Seven of the US' biggest tech companies have released a joint statement pledging to fight coronavirus misinformation and fraud. Microsoft, Google, LinkedIn, Reddit, Twitter, and YouTube have all said they'll work to “elevate authoritative content” and share vital updates.
“We're helping millions of people stay connected while also jointly combating fraud and misinformation about the virus, elevating authoritative content on our platforms, and sharing critical updates in coordination with government healthcare agencies around the world,” the statement reads. “We invite other companies to join us as we work to keep our communities healthy and safe.”

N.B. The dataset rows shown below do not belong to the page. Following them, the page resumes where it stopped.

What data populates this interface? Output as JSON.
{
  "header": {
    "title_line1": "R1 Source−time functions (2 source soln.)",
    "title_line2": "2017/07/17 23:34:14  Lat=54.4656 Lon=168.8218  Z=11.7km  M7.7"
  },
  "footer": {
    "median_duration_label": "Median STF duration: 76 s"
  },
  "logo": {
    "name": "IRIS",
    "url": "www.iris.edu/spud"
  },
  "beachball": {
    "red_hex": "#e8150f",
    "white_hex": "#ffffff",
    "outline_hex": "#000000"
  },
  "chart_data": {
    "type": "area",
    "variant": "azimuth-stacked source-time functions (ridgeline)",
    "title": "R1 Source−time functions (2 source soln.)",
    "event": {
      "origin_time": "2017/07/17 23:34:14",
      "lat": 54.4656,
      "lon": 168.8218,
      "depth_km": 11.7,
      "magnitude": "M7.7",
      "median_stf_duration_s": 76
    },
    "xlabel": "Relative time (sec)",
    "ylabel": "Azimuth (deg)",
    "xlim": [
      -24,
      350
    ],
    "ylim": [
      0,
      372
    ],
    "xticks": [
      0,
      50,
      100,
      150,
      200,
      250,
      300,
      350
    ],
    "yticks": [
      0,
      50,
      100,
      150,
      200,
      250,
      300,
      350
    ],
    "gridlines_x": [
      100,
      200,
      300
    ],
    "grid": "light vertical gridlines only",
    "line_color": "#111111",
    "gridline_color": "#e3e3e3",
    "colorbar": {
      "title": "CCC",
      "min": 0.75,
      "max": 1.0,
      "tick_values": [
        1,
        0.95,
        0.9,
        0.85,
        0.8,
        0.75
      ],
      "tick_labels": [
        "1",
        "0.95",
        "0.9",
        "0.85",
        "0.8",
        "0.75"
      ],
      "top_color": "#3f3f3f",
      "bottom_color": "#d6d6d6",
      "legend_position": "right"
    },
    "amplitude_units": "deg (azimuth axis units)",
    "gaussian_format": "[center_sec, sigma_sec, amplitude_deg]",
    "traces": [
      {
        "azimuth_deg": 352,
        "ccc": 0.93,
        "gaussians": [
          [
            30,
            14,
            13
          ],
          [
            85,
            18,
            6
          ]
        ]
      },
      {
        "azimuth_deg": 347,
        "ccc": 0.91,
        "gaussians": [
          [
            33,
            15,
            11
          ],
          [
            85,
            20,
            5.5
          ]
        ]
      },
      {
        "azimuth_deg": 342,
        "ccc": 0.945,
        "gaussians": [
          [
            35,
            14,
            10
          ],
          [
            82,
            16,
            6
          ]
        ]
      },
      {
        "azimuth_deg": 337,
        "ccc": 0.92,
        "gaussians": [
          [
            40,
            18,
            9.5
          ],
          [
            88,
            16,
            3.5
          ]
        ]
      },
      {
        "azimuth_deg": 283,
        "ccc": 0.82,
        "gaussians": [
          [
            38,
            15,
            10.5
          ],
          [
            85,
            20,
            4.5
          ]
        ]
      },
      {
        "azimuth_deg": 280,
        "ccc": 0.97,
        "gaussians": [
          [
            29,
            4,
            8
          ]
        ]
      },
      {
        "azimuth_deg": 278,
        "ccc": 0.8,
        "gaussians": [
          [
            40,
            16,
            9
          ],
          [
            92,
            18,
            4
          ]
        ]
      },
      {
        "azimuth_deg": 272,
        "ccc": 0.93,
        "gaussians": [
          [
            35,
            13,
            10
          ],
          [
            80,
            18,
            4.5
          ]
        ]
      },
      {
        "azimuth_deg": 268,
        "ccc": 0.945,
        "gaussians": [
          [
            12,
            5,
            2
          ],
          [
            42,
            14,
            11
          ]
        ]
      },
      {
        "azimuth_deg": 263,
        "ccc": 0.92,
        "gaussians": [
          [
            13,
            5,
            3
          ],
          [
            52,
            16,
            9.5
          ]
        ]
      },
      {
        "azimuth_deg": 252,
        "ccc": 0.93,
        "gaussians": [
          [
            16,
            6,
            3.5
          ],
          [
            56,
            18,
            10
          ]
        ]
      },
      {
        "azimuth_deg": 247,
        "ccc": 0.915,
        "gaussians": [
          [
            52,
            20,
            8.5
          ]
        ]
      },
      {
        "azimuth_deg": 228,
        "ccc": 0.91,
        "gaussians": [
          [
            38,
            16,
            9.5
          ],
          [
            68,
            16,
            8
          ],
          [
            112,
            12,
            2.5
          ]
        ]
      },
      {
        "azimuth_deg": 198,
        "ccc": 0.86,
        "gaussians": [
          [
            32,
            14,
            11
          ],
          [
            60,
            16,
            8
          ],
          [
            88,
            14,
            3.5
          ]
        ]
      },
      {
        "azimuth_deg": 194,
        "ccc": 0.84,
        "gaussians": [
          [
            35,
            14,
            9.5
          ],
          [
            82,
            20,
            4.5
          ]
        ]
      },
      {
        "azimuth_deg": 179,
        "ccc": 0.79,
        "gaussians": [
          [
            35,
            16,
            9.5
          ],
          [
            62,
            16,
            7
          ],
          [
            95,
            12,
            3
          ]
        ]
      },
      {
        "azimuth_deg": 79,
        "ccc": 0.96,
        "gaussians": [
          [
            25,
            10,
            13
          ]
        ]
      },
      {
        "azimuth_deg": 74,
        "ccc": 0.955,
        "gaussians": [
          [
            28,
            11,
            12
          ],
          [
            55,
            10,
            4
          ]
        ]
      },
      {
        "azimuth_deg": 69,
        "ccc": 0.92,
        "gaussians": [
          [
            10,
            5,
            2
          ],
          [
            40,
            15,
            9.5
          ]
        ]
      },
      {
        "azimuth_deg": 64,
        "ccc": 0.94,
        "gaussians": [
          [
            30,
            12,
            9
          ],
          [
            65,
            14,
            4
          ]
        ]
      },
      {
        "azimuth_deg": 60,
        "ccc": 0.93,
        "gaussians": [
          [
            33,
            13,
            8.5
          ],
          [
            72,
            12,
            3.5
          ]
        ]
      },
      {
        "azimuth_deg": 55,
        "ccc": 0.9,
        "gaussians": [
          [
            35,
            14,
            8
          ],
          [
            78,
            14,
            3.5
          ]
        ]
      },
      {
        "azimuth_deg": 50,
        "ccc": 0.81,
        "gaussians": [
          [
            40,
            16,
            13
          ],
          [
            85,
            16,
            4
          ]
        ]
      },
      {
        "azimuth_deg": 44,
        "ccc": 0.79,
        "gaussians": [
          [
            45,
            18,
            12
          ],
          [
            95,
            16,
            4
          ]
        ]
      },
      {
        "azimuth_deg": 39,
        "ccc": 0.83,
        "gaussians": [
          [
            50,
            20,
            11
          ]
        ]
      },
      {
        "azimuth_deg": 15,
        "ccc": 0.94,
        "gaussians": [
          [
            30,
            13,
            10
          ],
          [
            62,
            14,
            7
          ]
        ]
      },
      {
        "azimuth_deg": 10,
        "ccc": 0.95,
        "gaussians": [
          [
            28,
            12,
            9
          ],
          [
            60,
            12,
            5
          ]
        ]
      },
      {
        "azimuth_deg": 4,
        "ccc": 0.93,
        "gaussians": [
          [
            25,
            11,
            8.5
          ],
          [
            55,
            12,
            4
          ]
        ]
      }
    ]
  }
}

Many of those companies have already begun to take action. Bing presents various different opinions on COVID-19 when searching it for it, as well as a timeline and links to official information at the top of the page. Yesterday, it released an interactive Bing Maps tool that helps users keep track of the spread.
Google has taken very similar measures, with a map and links to official guidance. On YouTube, the company is promoting links to WHO under every coronavirus video and was forced to backtrack amid controversy when it turned off ads for all virus-related videos.
Of course, in US news of late has been Google's plans to launch a coronavirus screening website, which President Donald Trump suggested would be a nationwide service. In fact, it'll only be available to those in the Bay Area of California.
Facebook links to the latest information from a country's health authority. Twitter is doing similarly, while a coronavirus search on LinkedIn links to a page with the latest updates from WHO. Meanwhile, the front page of Reddit directs all users to the coronavirus subreddit, which has news, AMAs with doctors, and various other resources.
With hope, these measures will encourage other tech companies to join in and citizens to take it seriously. Either way, with some using the pandemic to exploit and scam users, it pays to stay vigilant despite the crisis.